From her “self-exile”, Zoilamérica Ortega Murillo believes that the concentration of power held by her mother and step-father will affect Costa Rica.
The 45 year old sociologist, daughter of Nicaragua’s power couple, Rosario Murillo and president Daniel Ortega, who settled in Costa Rica some three years ago, when the government expelled her common-law husband, a Bolivian national who worked at the NGO she headed.
Zoilamérica has been fighting against her step-father for almost two decades, filing complaints of rape and abuse against him, charges that were buried by the courts.
Now, that her mother was appointed vice-presidential candidate in the upcoming November presidential election, a move many believe is one step closer for Murillo to become president and continue the Ortega dynasty in Nicaragua, Zoilamérica says the concentration of power, could have an effect on Costa Rica.
Zoilamérica believes that Costa Rica could see more Nicaraguans, excluded from the social and economic policies, seeking refuge here.
“In Nicaragua, it is not beneficial not to share a party structure at a neighbourhood or community level…ultimately, political exclusion will mean forced migration,” said Zoilamérica.
“When you arrive in Nicaragua by land or air, the first thing you see is advertising of ‘solidarity’ for the Party that has a control on the media,” added Zoilamérica.
“The mega publicity, as it is known in business and political marketing, is intended to generate an effect almost of omnipotence, supreme power.

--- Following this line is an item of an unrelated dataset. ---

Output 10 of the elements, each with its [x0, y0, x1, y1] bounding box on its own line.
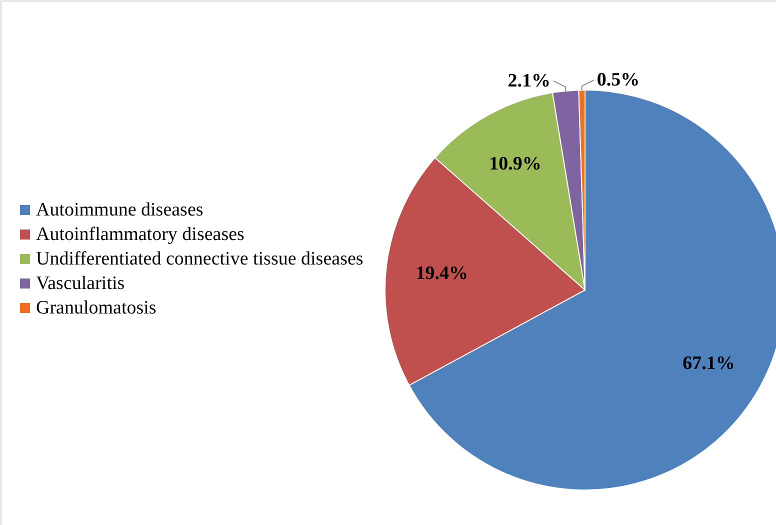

And I think many people in Nicaragua, so painful it is to see the country out of one dictatorship and to enter another (…),” continued Zoilamérica in her interview with La Nacion.

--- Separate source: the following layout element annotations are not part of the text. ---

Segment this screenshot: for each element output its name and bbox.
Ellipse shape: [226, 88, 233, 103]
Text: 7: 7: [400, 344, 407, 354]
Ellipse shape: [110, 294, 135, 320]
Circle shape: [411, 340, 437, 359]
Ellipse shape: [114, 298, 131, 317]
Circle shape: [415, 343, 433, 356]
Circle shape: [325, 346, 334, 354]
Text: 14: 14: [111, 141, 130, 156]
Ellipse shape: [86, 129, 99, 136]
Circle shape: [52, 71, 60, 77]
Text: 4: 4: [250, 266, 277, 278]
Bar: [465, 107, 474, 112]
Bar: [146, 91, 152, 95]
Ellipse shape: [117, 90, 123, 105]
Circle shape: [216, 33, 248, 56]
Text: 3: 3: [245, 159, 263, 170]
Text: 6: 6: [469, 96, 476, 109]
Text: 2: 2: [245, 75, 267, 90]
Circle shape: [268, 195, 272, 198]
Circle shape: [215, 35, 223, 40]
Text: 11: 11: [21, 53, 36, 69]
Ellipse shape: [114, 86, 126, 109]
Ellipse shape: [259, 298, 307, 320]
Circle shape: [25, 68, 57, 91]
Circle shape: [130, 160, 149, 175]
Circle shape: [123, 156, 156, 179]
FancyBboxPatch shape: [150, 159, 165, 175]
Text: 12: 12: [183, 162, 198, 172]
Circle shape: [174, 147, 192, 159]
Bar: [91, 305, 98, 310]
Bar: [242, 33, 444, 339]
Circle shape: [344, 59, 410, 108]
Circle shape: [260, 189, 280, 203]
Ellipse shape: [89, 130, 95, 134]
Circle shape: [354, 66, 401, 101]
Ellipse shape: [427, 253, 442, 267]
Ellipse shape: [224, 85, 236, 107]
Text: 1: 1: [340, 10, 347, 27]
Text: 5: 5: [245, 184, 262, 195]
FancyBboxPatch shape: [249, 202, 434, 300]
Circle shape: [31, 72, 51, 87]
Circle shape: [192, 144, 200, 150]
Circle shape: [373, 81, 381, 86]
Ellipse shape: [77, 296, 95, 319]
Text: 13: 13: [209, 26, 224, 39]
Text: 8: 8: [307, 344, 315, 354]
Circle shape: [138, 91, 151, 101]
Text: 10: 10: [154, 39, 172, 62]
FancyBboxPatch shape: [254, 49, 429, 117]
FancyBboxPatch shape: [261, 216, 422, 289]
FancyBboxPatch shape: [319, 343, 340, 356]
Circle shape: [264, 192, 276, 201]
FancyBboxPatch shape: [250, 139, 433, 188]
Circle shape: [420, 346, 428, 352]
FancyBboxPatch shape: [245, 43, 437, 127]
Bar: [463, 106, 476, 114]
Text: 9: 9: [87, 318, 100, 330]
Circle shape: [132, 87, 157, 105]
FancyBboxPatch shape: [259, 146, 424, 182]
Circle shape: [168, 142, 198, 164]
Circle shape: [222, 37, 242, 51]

However, not all is pessimism. Zoilamérica is positive that the power couple’s reign on her native land won’t be for long.
“There are brave people there and also my fervent hope that where there seems to be no signs, we are seeing symptoms that show the deep weakness of this regime and the absolute illegitimacy that it is reaching…I will return to a Nicaragua free in less time than we think.
“We do not need heroes. Nicaragua does not need heroes, nor saviors. And how is it going to be saved? From a slogan of the (Sandinista) Revolution, ‘only the people can save the people’, and I believe it more today than ever, of course it is still an act of hope, there are leaders we do not see in newspapers or propagandizing in public, but who have been able to articulate,” said Zoilamérica.